Alternatively, the dimensionless parameters via direct manipulation of the variables.

That this is so becomes apparent when the drag force FD is expressed as part of a function of the other variables in the problem:

${\displaystyle f_{a}(F_{D},\,u,\,A,\,\rho ,\,\nu )\,=\,0.\,}$

This rather odd form of expression is used because it does not assume a one-to-one relationship. Here, fa is some (as-yet-unknown) function that takes five arguments. Now the right-hand side is zero in any system of units; so it should be possible to express the relationship described by fa in terms of only dimensionless groups.

There are many ways of combining the five arguments of fa to form dimensionless groups, but the Buckingham π theorem states that there will be two such groups. The most appropriate are the Reynolds number, given by

${\displaystyle \mathrm {Re} \,=\,{\frac {u\,{\sqrt {A}}}{\nu }}}$

and the drag coefficient, given by

${\displaystyle C_{D}\,=\,{\frac {F_{D}}{{\frac {1}{2}}\,\rho \,A\,u^{2}}}.}$

Thus the function of five variables may be replaced by another function of only two variables:

${\displaystyle f_{b}\left({\frac {F_{D}}{{\frac {1}{2}}\,\rho \,A\,u^{2}}},\,{\frac {u\,{\sqrt {A}}}{\nu }}\right)\,=\,0.}$

where fb is some function of two arguments. The original law is then reduced to a law involving only these two numbers.

Because the only unknown in the above equation is the drag force FD, it is possible to express it as

${\displaystyle {\frac {F_{D}}{{\frac {1}{2}}\,\rho \,A\,u^{2}}}\,=\,f_{c}\left({\frac {u\,{\sqrt {A}}}{\nu }}\right)}$

or

${\displaystyle F_{D}\,=\,{\tfrac {1}{2}}\,\rho \,A\,u^{2}\,f_{c}(R_{e}),\,}$      and with     ${\displaystyle C_{D}\,=\,f_{c}(R_{e}).}$

Thus the force is simply ½ ρ A u2 times some (as-yet-unknown) function fc of the Reynolds number Re – a considerably simpler system than the original five-argument function given above.

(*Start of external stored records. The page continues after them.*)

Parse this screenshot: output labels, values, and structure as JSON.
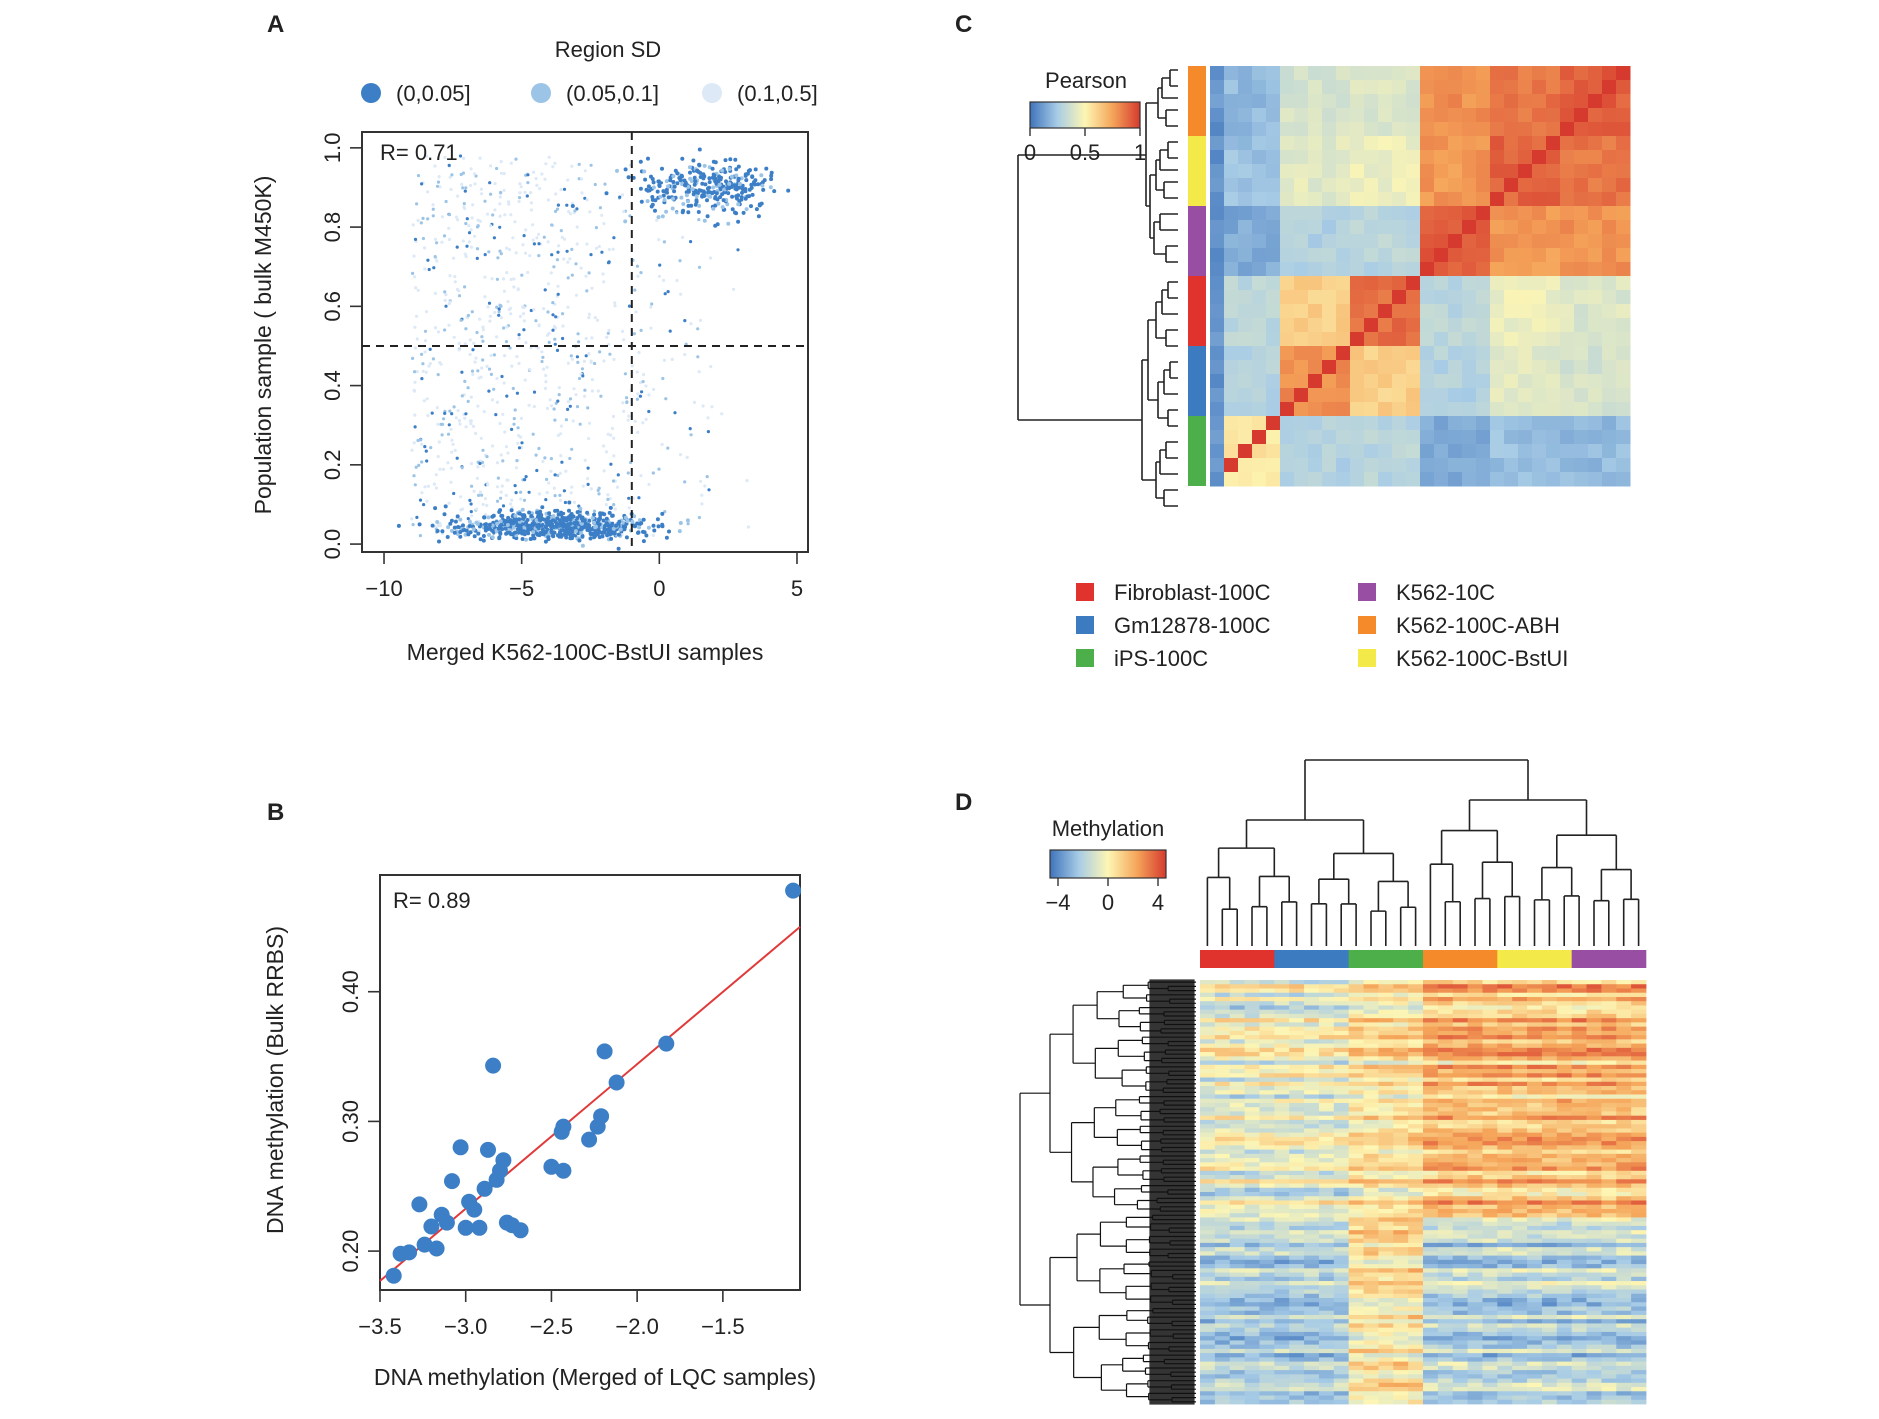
{
  "panels": {
    "A": "A",
    "B": "B",
    "C": "C",
    "D": "D"
  },
  "chart_data": [
    {
      "id": "A",
      "type": "scatter",
      "legend_title": "Region SD",
      "legend_position": "top",
      "legend": [
        {
          "label": "(0,0.05]",
          "color": "#3c7fc6"
        },
        {
          "label": "(0.05,0.1]",
          "color": "#9cc4e6"
        },
        {
          "label": "(0.1,0.5]",
          "color": "#dde9f6"
        }
      ],
      "annotation": "R= 0.71",
      "xlabel": "Merged K562-100C-BstUI samples",
      "ylabel": "Population sample ( bulk M450K)",
      "xlim": [
        -10.8,
        5.4
      ],
      "ylim": [
        -0.02,
        1.04
      ],
      "xticks": [
        -10,
        -5,
        0,
        5
      ],
      "xtick_labels": [
        "−10",
        "−5",
        "0",
        "5"
      ],
      "yticks": [
        0.0,
        0.2,
        0.4,
        0.6,
        0.8,
        1.0
      ],
      "ytick_labels": [
        "0.0",
        "0.2",
        "0.4",
        "0.6",
        "0.8",
        "1.0"
      ],
      "reference_lines": {
        "x": -1,
        "y": 0.5
      },
      "clusters": [
        {
          "name": "low",
          "x_mean": -3.8,
          "x_sd": 1.8,
          "y_mean": 0.045,
          "y_sd": 0.018,
          "count": 650,
          "sd_bin": 0
        },
        {
          "name": "high",
          "x_mean": 1.8,
          "x_sd": 1.3,
          "y_mean": 0.9,
          "y_sd": 0.035,
          "count": 320,
          "sd_bin": 0
        },
        {
          "name": "spread",
          "x_range": [
            -8,
            4.5
          ],
          "y_range": [
            0.02,
            0.98
          ],
          "count": 900,
          "sd_bin": "mixed"
        }
      ]
    },
    {
      "id": "B",
      "type": "scatter",
      "annotation": "R= 0.89",
      "xlabel": "DNA methylation (Merged of LQC samples)",
      "ylabel": "DNA methylation (Bulk RRBS)",
      "xlim": [
        -3.5,
        -1.05
      ],
      "ylim": [
        0.17,
        0.49
      ],
      "xticks": [
        -3.5,
        -3.0,
        -2.5,
        -2.0,
        -1.5
      ],
      "xtick_labels": [
        "−3.5",
        "−3.0",
        "−2.5",
        "−2.0",
        "−1.5"
      ],
      "yticks": [
        0.2,
        0.3,
        0.4
      ],
      "ytick_labels": [
        "0.20",
        "0.30",
        "0.40"
      ],
      "point_color": "#3c7fc6",
      "fit_color": "#e03a3a",
      "fit_line": {
        "x": [
          -3.5,
          -1.05
        ],
        "y": [
          0.177,
          0.45
        ]
      },
      "points": [
        {
          "x": -3.42,
          "y": 0.181
        },
        {
          "x": -3.38,
          "y": 0.198
        },
        {
          "x": -3.33,
          "y": 0.199
        },
        {
          "x": -3.27,
          "y": 0.236
        },
        {
          "x": -3.24,
          "y": 0.205
        },
        {
          "x": -3.2,
          "y": 0.219
        },
        {
          "x": -3.17,
          "y": 0.202
        },
        {
          "x": -3.14,
          "y": 0.228
        },
        {
          "x": -3.11,
          "y": 0.222
        },
        {
          "x": -3.08,
          "y": 0.254
        },
        {
          "x": -3.03,
          "y": 0.28
        },
        {
          "x": -3.0,
          "y": 0.218
        },
        {
          "x": -2.98,
          "y": 0.238
        },
        {
          "x": -2.95,
          "y": 0.232
        },
        {
          "x": -2.92,
          "y": 0.218
        },
        {
          "x": -2.89,
          "y": 0.248
        },
        {
          "x": -2.87,
          "y": 0.278
        },
        {
          "x": -2.84,
          "y": 0.343
        },
        {
          "x": -2.82,
          "y": 0.255
        },
        {
          "x": -2.8,
          "y": 0.262
        },
        {
          "x": -2.78,
          "y": 0.27
        },
        {
          "x": -2.76,
          "y": 0.222
        },
        {
          "x": -2.73,
          "y": 0.22
        },
        {
          "x": -2.68,
          "y": 0.216
        },
        {
          "x": -2.5,
          "y": 0.265
        },
        {
          "x": -2.44,
          "y": 0.292
        },
        {
          "x": -2.43,
          "y": 0.296
        },
        {
          "x": -2.43,
          "y": 0.262
        },
        {
          "x": -2.28,
          "y": 0.286
        },
        {
          "x": -2.23,
          "y": 0.296
        },
        {
          "x": -2.21,
          "y": 0.304
        },
        {
          "x": -2.19,
          "y": 0.354
        },
        {
          "x": -2.12,
          "y": 0.33
        },
        {
          "x": -1.83,
          "y": 0.36
        },
        {
          "x": -1.09,
          "y": 0.478
        }
      ]
    },
    {
      "id": "C",
      "type": "heatmap",
      "legend_title": "Pearson",
      "scale_ticks": [
        0,
        0.5,
        1
      ],
      "scale_tick_labels": [
        "0",
        "0.5",
        "1"
      ],
      "scale_colors": [
        "#3f74bc",
        "#fdf6b4",
        "#d63a2e"
      ],
      "n": 30,
      "groups_top_to_bottom": [
        "K562-100C-ABH",
        "K562-100C-BstUI",
        "K562-10C",
        "Fibroblast-100C",
        "Gm12878-100C",
        "iPS-100C"
      ],
      "group_sizes": [
        5,
        5,
        5,
        5,
        5,
        5
      ],
      "legend_position": "bottom",
      "legend": [
        {
          "label": "Fibroblast-100C",
          "color": "#e0332e"
        },
        {
          "label": "Gm12878-100C",
          "color": "#3c7bbf"
        },
        {
          "label": "iPS-100C",
          "color": "#4daf4a"
        },
        {
          "label": "K562-10C",
          "color": "#984ea3"
        },
        {
          "label": "K562-100C-ABH",
          "color": "#f58a2a"
        },
        {
          "label": "K562-100C-BstUI",
          "color": "#f3ea4a"
        }
      ]
    },
    {
      "id": "D",
      "type": "heatmap",
      "legend_title": "Methylation",
      "scale_ticks": [
        -4,
        0,
        4
      ],
      "scale_tick_labels": [
        "−4",
        "0",
        "4"
      ],
      "scale_colors": [
        "#3f74bc",
        "#fdf6b4",
        "#d63a2e"
      ],
      "column_groups": [
        "Fibroblast-100C",
        "Gm12878-100C",
        "iPS-100C",
        "K562-100C-ABH",
        "K562-100C-BstUI",
        "K562-10C"
      ],
      "columns_per_group": 5,
      "rows": 100
    }
  ]
}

Dimensional analysis thus makes a very complex problem (trying to determine the behavior of a function of five variables) a much simpler one: the determination of the drag as a function of only one variable, the Reynolds number.

The analysis also gives other information for free, so to speak. The analysis shows that, other things being equal, the drag force will be proportional to the density of the fluid. This kind of information often proves to be extremely valuable, especially in the early stages of a research project.

## Experimental methods

To empirically determine the Reynolds number dependence, instead of experimenting on huge bodies with fast-flowing fluids (such as real-size airplanes in wind-tunnels), one may just as well experiment on small models with more viscous and higher flow velocity, because these two systems are similar.